2. Anayasa'nın 152. ve 6216 sayılı Anayasa Mahkemesinin Kuruluşu
ve Yargılama Usulleri Hakkında Kanun'un 40. maddelerine göre, bir davaya
bakmakta olan mahkeme, o dava sebebiyle uygulanacak bir kanunun veya kanun
hükmünde kararnamenin hükümlerini Anayasa'ya aykırı görmesi hâlinde veya
taraflardan birinin ileri sürdüğü aykırılık iddiasının ciddi olduğu kanısına
varması durumunda, bu hükmün iptali için Anayasa Mahkemesine başvurmaya
yetkilidir. Ancak, bu kurallar uyarınca bir mahkemenin Anayasa Mahkemesine
başvurabilmesi için, elinde yöntemince açılmış ve mahkemenin görevine giren bir
davanın bulunması, iptali istenen kuralın da o davada uygulanacak olması
gerekir. Uygulanacak kural ise bakılmakta olan davanın değişik evrelerinde
ortaya çıkan sorunların çözümünde veya davayı sonuçlandırmada olumlu ya da
olumsuz yönde etki yapacak nitelikte bulunan kurallardır.
3. İtiraz yoluna başvuran Mahkeme, Kanun'un 81. maddesinin (1) ve
(2) numaralı fıkralarının iptalini talep etmiştir.

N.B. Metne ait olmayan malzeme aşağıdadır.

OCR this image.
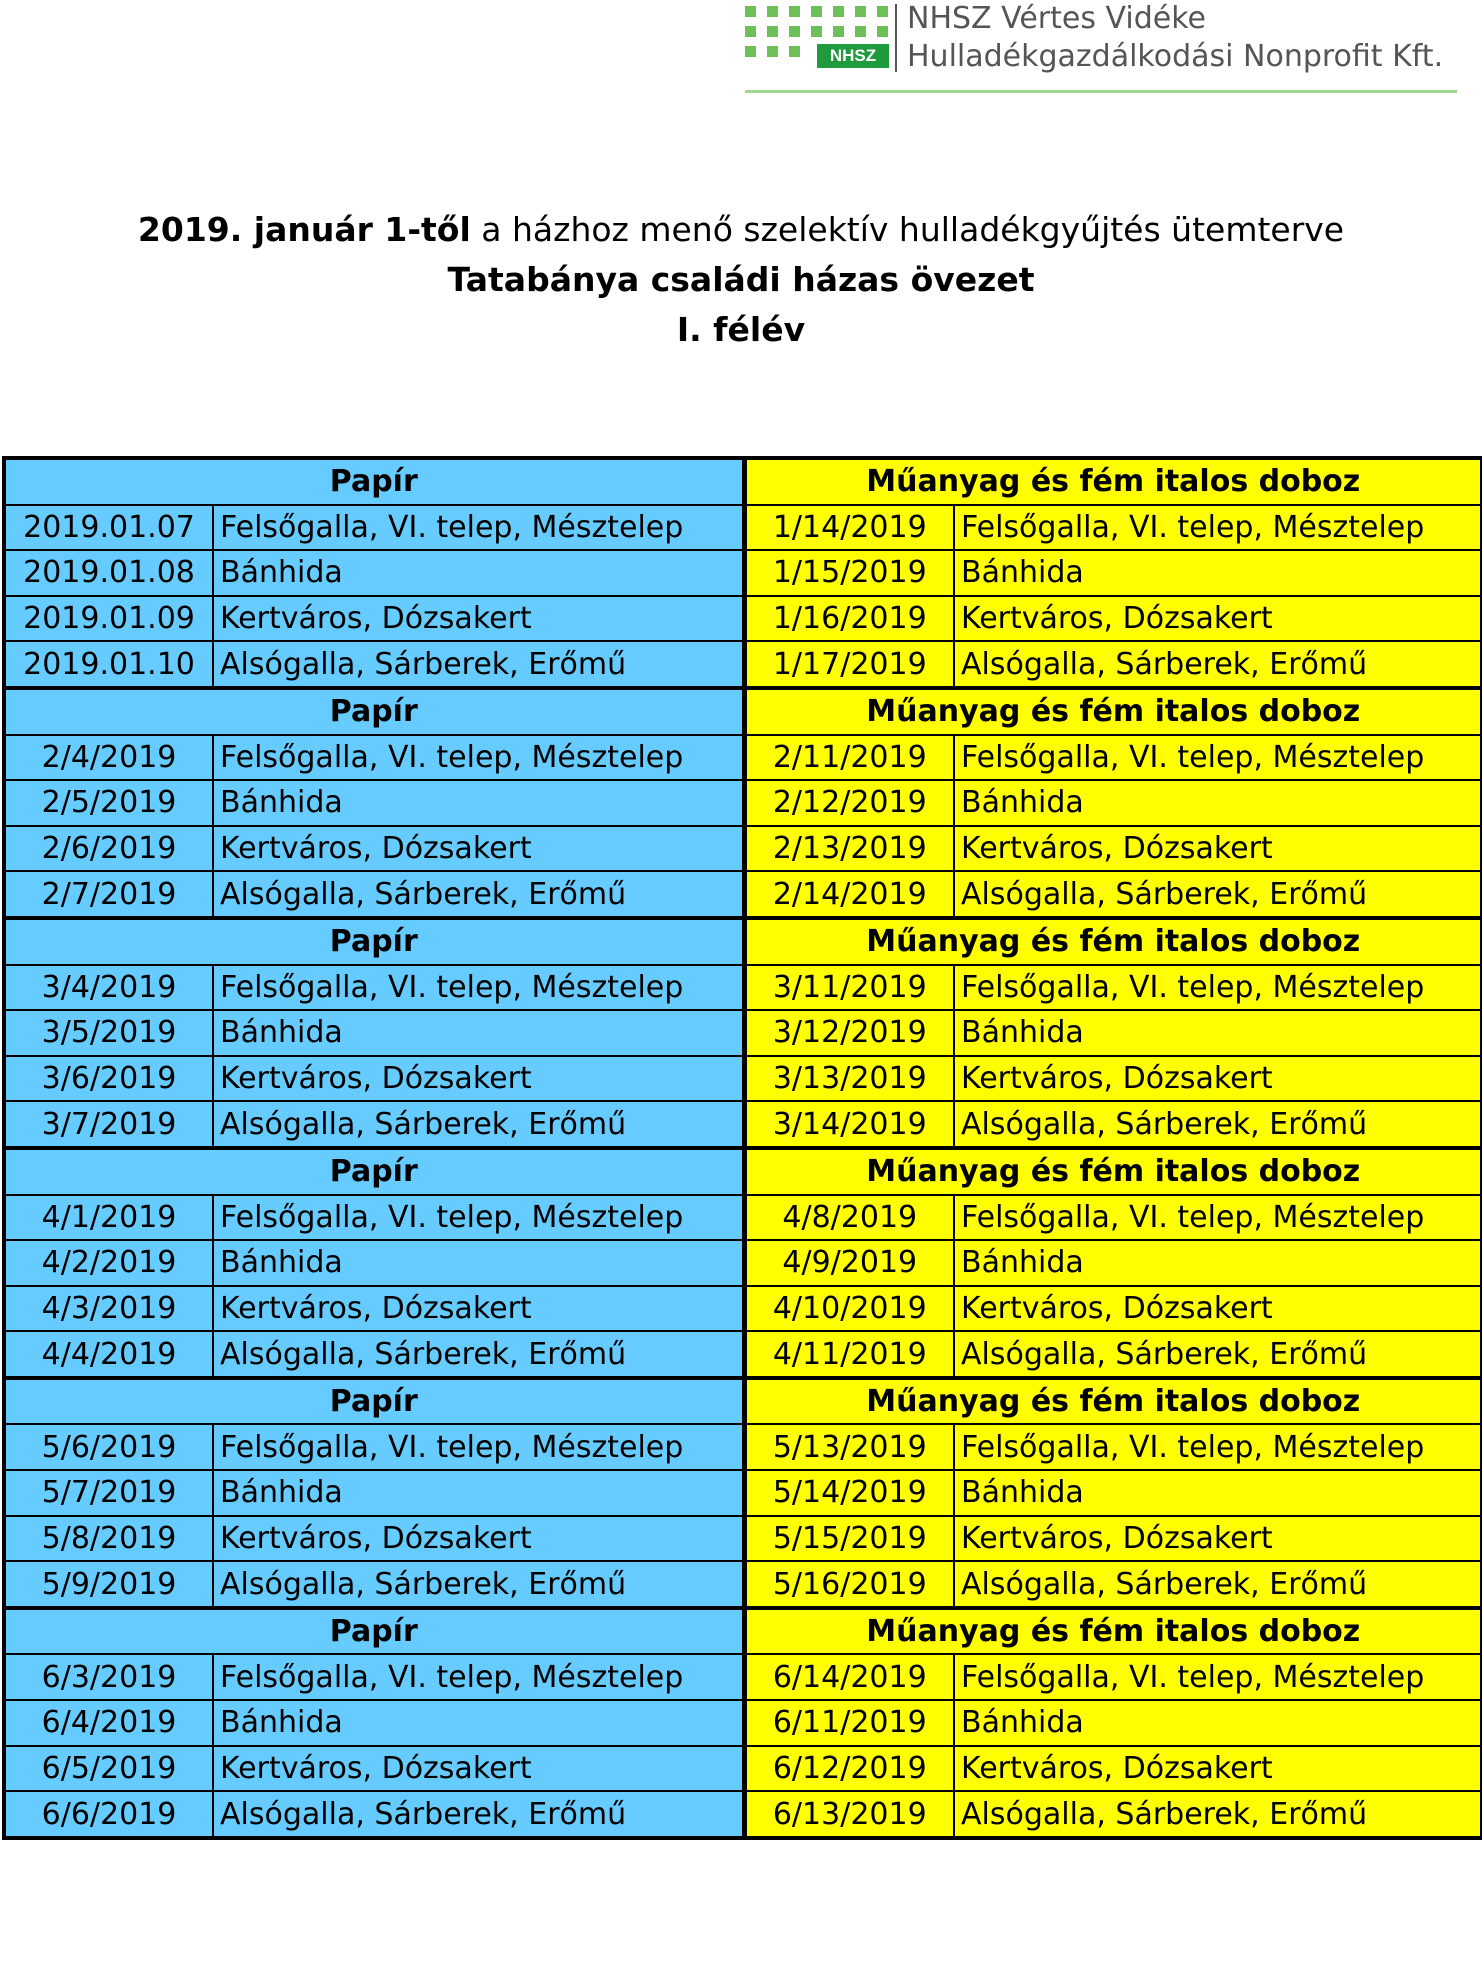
NHSZ
NHSZ Vértes Vidéke
Hulladékgazdálkodási Nonprofit Kft.
2019. január 1-től a házhoz menő szelektív hulladékgyűjtés ütemterve
Tatabánya családi házas övezet
I. félév
Papír		Műanyag és fém italos doboz	
2019.01.07	Felsőgalla, VI. telep, Mésztelep	1/14/2019	Felsőgalla, VI. telep, Mésztelep
2019.01.08	Bánhida	1/15/2019	Bánhida
2019.01.09	Kertváros, Dózsakert	1/16/2019	Kertváros, Dózsakert
2019.01.10	Alsógalla, Sárberek, Erőmű	1/17/2019	Alsógalla, Sárberek, Erőmű
Papír		Műanyag és fém italos doboz	
2/4/2019	Felsőgalla, VI. telep, Mésztelep	2/11/2019	Felsőgalla, VI. telep, Mésztelep
2/5/2019	Bánhida	2/12/2019	Bánhida
2/6/2019	Kertváros, Dózsakert	2/13/2019	Kertváros, Dózsakert
2/7/2019	Alsógalla, Sárberek, Erőmű	2/14/2019	Alsógalla, Sárberek, Erőmű
Papír		Műanyag és fém italos doboz	
3/4/2019	Felsőgalla, VI. telep, Mésztelep	3/11/2019	Felsőgalla, VI. telep, Mésztelep
3/5/2019	Bánhida	3/12/2019	Bánhida
3/6/2019	Kertváros, Dózsakert	3/13/2019	Kertváros, Dózsakert
3/7/2019	Alsógalla, Sárberek, Erőmű	3/14/2019	Alsógalla, Sárberek, Erőmű
Papír		Műanyag és fém italos doboz	
4/1/2019	Felsőgalla, VI. telep, Mésztelep	4/8/2019	Felsőgalla, VI. telep, Mésztelep
4/2/2019	Bánhida	4/9/2019	Bánhida
4/3/2019	Kertváros, Dózsakert	4/10/2019	Kertváros, Dózsakert
4/4/2019	Alsógalla, Sárberek, Erőmű	4/11/2019	Alsógalla, Sárberek, Erőmű
Papír		Műanyag és fém italos doboz	
5/6/2019	Felsőgalla, VI. telep, Mésztelep	5/13/2019	Felsőgalla, VI. telep, Mésztelep
5/7/2019	Bánhida	5/14/2019	Bánhida
5/8/2019	Kertváros, Dózsakert	5/15/2019	Kertváros, Dózsakert
5/9/2019	Alsógalla, Sárberek, Erőmű	5/16/2019	Alsógalla, Sárberek, Erőmű
Papír		Műanyag és fém italos doboz	
6/3/2019	Felsőgalla, VI. telep, Mésztelep	6/14/2019	Felsőgalla, VI. telep, Mésztelep
6/4/2019	Bánhida	6/11/2019	Bánhida
6/5/2019	Kertváros, Dózsakert	6/12/2019	Kertváros, Dózsakert
6/6/2019	Alsógalla, Sárberek, Erőmű	6/13/2019	Alsógalla, Sárberek, Erőmű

4. Kanun'un 81. maddesinin (1) numaralı fıkrasında, başvuru sahibi
ile uluslararası koruma statüsü sahibi kişilerin, bu kısımda yazılı iş ve
işlemlerle ilgili olarak, ücretleri kendilerince karşılanması kaydıyla avukat
tarafından temsil edilebileceği; (2) numaralı fıkrasında ise avukatlık
ücretlerini karşılama imkânı bulunmayanlara 1136 sayılı Avukatlık Kanunu'nun adli
yardım hükümlerine göre avukatlık hizmeti sağlanacağı hüküm altına alınmıştır.
5. İtiraz yoluna başvuran Mahkemenin bakmakta olduğu davada,
davacı, uluslararası koruma talebiyle İçişleri Bakanlığına yaptığı başvurusunun
reddi üzerine, bu işleme karşı açacağı davada kendisine hukuki yardımda
bulunması için Barodan adli yardım talebinde bulunmuş ve Kanun'un 81.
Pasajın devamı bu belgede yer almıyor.